Calculating the number of cell doublings

The linear relationship between the increase in XTT absorbance and cell numbers was first verified. Then, cells were grown under normoxia and cell numbers were determined after 96 h; this served to determine the number of cell doublings. Calculation of the number of cell divisions under each treatment was performed as follows: the XTT absorbance values in the drug-free control wells from each growth inhibition assay were first measured.
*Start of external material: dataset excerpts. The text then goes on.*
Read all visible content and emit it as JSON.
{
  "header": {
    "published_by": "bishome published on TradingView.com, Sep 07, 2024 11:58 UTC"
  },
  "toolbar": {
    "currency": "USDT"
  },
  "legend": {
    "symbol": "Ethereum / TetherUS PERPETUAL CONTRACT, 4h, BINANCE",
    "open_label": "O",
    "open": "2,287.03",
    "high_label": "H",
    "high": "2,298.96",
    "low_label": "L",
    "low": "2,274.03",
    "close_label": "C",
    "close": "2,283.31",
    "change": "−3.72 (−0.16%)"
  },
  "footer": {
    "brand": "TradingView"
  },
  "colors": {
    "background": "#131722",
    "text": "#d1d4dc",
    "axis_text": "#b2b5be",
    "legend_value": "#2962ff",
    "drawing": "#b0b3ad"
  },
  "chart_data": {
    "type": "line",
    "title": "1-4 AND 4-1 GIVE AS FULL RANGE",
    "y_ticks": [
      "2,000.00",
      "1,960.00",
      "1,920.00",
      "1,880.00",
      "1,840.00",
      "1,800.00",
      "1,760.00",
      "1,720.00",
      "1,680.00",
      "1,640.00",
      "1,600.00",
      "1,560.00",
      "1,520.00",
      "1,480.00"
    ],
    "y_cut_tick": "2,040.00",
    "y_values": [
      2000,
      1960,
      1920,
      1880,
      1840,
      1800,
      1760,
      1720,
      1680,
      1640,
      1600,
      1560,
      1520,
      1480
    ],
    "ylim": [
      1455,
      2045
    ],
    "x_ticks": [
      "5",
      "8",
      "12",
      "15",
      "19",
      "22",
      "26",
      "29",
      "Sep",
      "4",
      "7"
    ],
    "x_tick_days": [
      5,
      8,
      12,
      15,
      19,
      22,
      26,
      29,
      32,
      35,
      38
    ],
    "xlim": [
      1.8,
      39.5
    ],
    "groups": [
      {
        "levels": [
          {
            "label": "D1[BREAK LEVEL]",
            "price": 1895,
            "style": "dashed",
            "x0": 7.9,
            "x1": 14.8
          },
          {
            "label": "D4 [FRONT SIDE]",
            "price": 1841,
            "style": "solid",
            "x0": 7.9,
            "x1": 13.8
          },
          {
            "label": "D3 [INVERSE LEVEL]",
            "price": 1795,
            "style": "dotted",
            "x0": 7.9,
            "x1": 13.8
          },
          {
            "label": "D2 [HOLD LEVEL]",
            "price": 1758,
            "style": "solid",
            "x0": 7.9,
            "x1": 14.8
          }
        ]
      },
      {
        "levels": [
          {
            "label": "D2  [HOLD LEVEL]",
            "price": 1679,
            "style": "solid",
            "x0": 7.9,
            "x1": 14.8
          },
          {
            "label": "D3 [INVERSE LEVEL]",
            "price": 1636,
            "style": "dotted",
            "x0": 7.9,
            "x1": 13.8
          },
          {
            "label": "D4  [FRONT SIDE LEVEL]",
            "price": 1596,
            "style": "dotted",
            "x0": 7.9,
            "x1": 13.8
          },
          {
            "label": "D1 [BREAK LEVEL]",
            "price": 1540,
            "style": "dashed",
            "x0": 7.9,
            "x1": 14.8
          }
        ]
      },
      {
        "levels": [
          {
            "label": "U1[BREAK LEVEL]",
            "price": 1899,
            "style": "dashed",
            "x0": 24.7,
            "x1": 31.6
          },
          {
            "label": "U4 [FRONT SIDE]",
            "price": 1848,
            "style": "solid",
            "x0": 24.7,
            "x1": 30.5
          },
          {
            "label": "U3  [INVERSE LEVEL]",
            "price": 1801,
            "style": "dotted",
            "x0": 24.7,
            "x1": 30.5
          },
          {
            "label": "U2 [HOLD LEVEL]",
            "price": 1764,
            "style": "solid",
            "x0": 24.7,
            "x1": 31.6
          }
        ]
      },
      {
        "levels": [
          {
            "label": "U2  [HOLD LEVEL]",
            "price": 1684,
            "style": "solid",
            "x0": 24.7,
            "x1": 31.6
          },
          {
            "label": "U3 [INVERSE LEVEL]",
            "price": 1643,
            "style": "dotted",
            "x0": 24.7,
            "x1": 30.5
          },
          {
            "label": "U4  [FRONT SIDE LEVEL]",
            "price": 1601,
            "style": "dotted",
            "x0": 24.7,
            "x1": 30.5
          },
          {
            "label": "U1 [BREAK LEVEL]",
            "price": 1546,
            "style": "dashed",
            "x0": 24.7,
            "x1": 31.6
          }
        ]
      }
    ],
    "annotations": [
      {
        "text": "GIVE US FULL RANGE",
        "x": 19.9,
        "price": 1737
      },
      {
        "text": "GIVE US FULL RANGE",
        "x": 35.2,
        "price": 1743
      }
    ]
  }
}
The difference in the number of cell doublings under each treatment (i.e., severe hypoxia, DMOG and serum starvation) compared with normoxia was then calculated using the following formula: A_norm=A_hypo × 2ⁿ, n=ln (A_norm/A_hypo)/ln2, where A is the absorbance and n is the difference in the number of cell divisions.

Statistical analyses

We used a one-tailed paired Student’s t-test to examine the significance of the difference between the control and treatment groups (N≥3). A difference was considered significant if the P-value obtained was <0.05.